CIREBON.KOMPAS.com - Peristiwa bom bunuh diri di Polsek Astanaanyar, Kota Bandung, provinsi Jawa Barat, pada akhir tahun lalu, Rabu (7/12/2022), dilakukan oleh Agus Sujatno. Dia merupakan residivis pelaku kekerasan berbasis ekstrimisme atau terorisme.
Meski telah melewati masa rehabilitasi di Lapas sebagai narapidana terorisme, Agus Sujatno masih berstatus merah, hingga akhirnya mengulangi hal serupa.
Sebelumnya, Agus Sujatno terlibat peristiwa bom di Cicendo, Bandung, dihukum empat tahun dan bebas dari Nusakambangan September 2021.
Baca juga: Detik-detik Penangkapan Terduga Teroris di Cirebon
Faisal Magrie, Program Harmoni Search For Common Ground menyampaikan ada kecenderungan seorang residivis pelaku kekerasan berbasis ekstrimisme melakukan hal serupa.
Program rehabilitasi dan reintegrasi yang dilakukan di dalam lapas juga berat dilakukan apabila para pelaku terus menerus menutup diri.
"Ada kecenderungan sekitar 12 persen. Namun angka ini berubah-ubah, tapi celah mantan melakukan hal serupa setelah kembali ke masyarakat tetap ada. Bahkan besar kemungkinan, bila program Reintegrasi dan Rehabilitasi tidak dilanjutkan di lingkungan tempat tinggal mereka," kata Faisal saat ditemui usai pelatihan penguatan kapasitas aktivis organisasi masyarakat sipil dan pemerintah di Cirebon, Jawa Barat, Rabu (22/2/2023).
Baca juga: Pelaku Teror Bom Bandung Indekos Bersama Istri dan Anak di Sukoharjo, Ini Kata Warga
Rehabilitasi dan Reintegrasi mantan pelaku kekerasan berbasis ekstrimisme, sambung Faisal, yang melibatkan masyarakat luas sudah dicanangkan sejak 2018. Kerja sama dan kolaborasi ini menjadi lebih kuat dan kokoh karena masyarakat terlibat dan berperan aktif.
"Dengan pelatihan ini, aktor-aktor masyarakat luas dapat meningkatkan potensi untuk melancarkan program Rehabilitasi dan Reintegrasi berasal dari masyarakat di kota dan kabupaten di daerah-daerah," tambah Faisal.

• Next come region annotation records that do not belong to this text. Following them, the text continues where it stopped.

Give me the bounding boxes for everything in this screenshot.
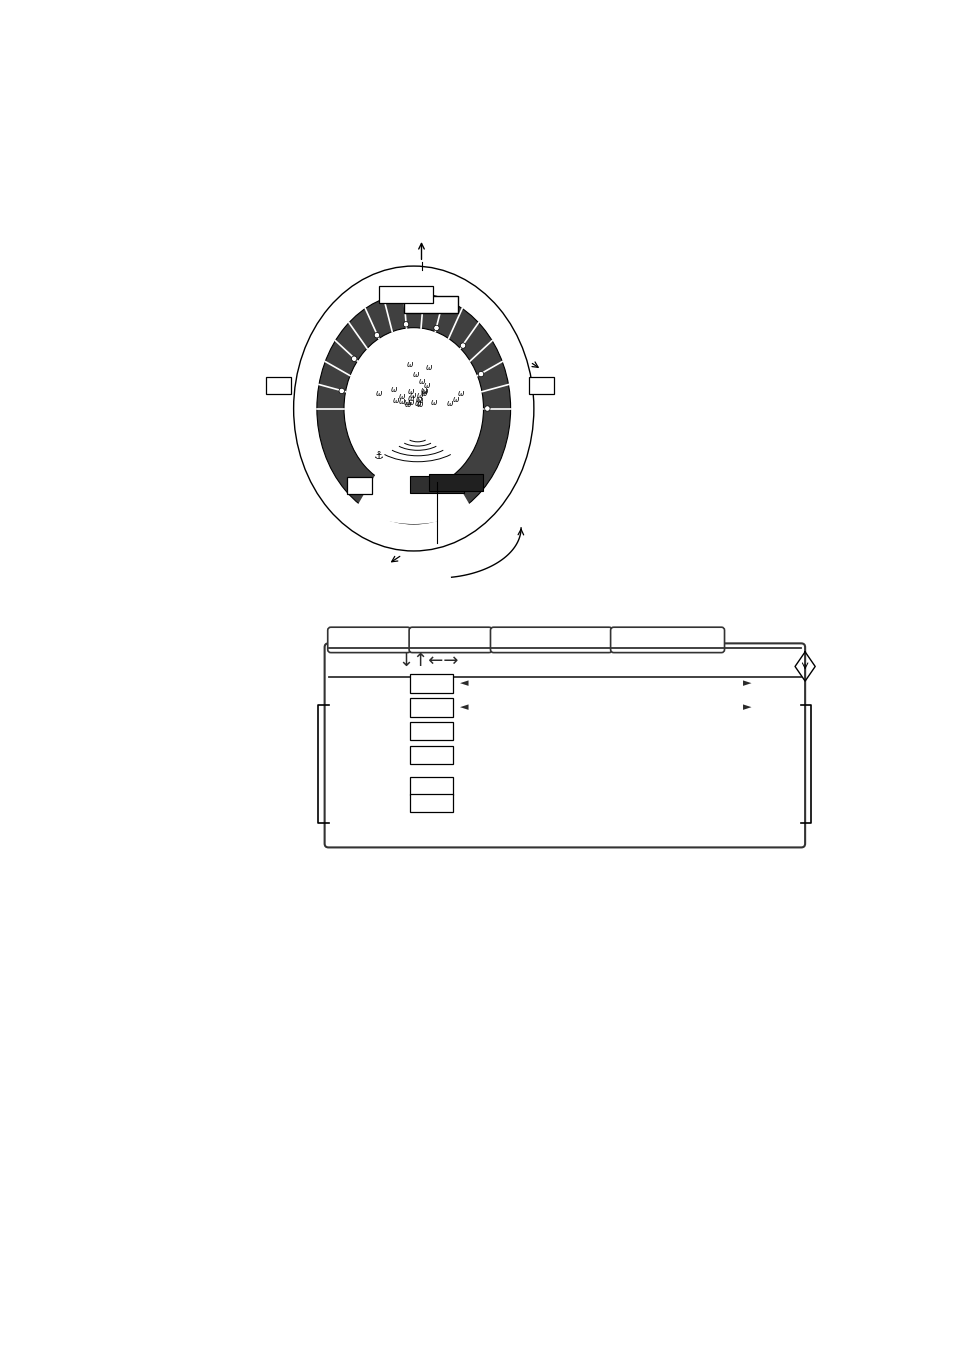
Ellipse shape [374, 332, 379, 338]
Ellipse shape [316, 293, 510, 524]
Bar [347, 477, 372, 494]
Text: ω: ω [430, 399, 436, 408]
Text: ω: ω [416, 396, 422, 405]
Text: ω: ω [416, 400, 422, 409]
Text: ω: ω [413, 370, 419, 378]
Text: ◄: ◄ [459, 678, 468, 689]
Text: ω: ω [458, 389, 464, 399]
Text: ↓↑←→: ↓↑←→ [397, 653, 458, 670]
Text: ω: ω [416, 390, 422, 400]
Text: ◄: ◄ [459, 703, 468, 712]
Text: ω: ω [390, 385, 396, 394]
FancyBboxPatch shape [324, 643, 804, 847]
Ellipse shape [403, 322, 408, 327]
Wedge shape [355, 471, 472, 524]
Text: ω: ω [408, 399, 415, 407]
Text: ω: ω [418, 377, 425, 386]
FancyBboxPatch shape [490, 627, 612, 653]
Text: ω: ω [415, 400, 421, 408]
Ellipse shape [351, 357, 356, 362]
Ellipse shape [484, 405, 490, 411]
Bar [410, 793, 452, 812]
Text: ω: ω [405, 400, 412, 409]
Bar [410, 777, 452, 794]
Text: ω: ω [408, 386, 415, 396]
Text: ω: ω [408, 394, 414, 403]
Text: ω: ω [420, 389, 426, 399]
Text: ω: ω [420, 386, 427, 396]
Bar [410, 674, 452, 693]
Bar [410, 746, 452, 765]
Text: ω: ω [425, 363, 432, 373]
FancyBboxPatch shape [328, 627, 410, 653]
Text: ω: ω [416, 394, 421, 404]
Text: ω: ω [410, 390, 416, 400]
Bar [410, 721, 452, 740]
Ellipse shape [477, 372, 483, 377]
Text: ⚓: ⚓ [374, 451, 383, 461]
FancyBboxPatch shape [410, 477, 464, 493]
Text: ω: ω [453, 394, 459, 404]
Ellipse shape [459, 343, 465, 349]
Bar [410, 698, 452, 716]
Bar [378, 286, 433, 303]
Text: ►: ► [742, 678, 751, 689]
FancyBboxPatch shape [429, 474, 483, 490]
Text: ►: ► [742, 703, 751, 712]
Ellipse shape [338, 388, 344, 393]
Text: ω: ω [421, 388, 428, 396]
Ellipse shape [434, 326, 438, 331]
Text: ω: ω [406, 359, 413, 369]
Text: ω: ω [424, 381, 430, 390]
Bar [266, 377, 291, 394]
Bar [529, 377, 554, 394]
Ellipse shape [344, 328, 483, 489]
Text: ω: ω [393, 396, 398, 405]
FancyBboxPatch shape [610, 627, 723, 653]
Text: ω: ω [446, 399, 453, 408]
Text: ω: ω [375, 389, 382, 399]
Text: ω: ω [398, 392, 405, 401]
FancyBboxPatch shape [403, 296, 457, 313]
FancyBboxPatch shape [409, 627, 492, 653]
Text: ω: ω [403, 399, 410, 408]
Text: ω: ω [398, 397, 405, 405]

Terbukti di tahun 2019, Faisal bersama beberapa organisasi lain, membuat jaringan antara organisasi masyarakat sipil dengan pemerintah hingga berhasil membuat regulasi berupa Surat Keputusan (SK) di Kota dan Kabupaten.
SK tersebut membahas pembentukan tim terpadu deradikalisasi mantan pelaku terorisme di tahun 2021 di Provinsi Jawa Tengah dan tahun 2022 di Solo dan Sukoharjo.
Melihat hal itu, Faisal optimis, rangkaian pelatihan yang akan berlangsung sampai Maret 2023 ini, berimbas pada implementasi rehabilitasi dan reintegrasi terhadap pelaku kekerasan berbasis ekstrimisme.
"Tujuan utamanya mengembalikan full hak-haknya, dan bagaimana mereka bisa bercampur di masyarakat dengan normal tanpa ada stigma, kekhawatiran. Otomatis dengan adanya kosehisivitas itu, dia tidak kembali ke jaringan lamanya," terang Faisal.
Marzuki Wahid, Rektor Institut Studi Islam Fahmina (ISIF) sekaligus pemateri pelatihan, menyampaikan sebuah peristiwa tidak akan pernah muncul secara tiba-tiba. Peristiwa memiliki rangkaiannya, bentuk rutinitas dan juga fondasi ideologi yang melandasinya.
Dia menyontohkan kasus bom yang terjadi di Masjid Mapolres Cirebon Kota, pada Jumat (15/4/2011). Kejadian itu sangat mengagetkan banyak pihak lantaran terjadi di masjid yang menjadi tempat ibadah dan pusat keamanan Kota Cirebon.
"Siapa yang memprediksi kalau Cirebon yang dikenal sebagai kota Santri, Kota Wali, Sunan Gunung Jati sangat toleran. Tiba tiba meledak bom. Tempat nya di masjid, di Mapolres yang merupakan pusat keamanan. Dilakukan oleh orang Islam. Ini anomali betul," kata Marzuki.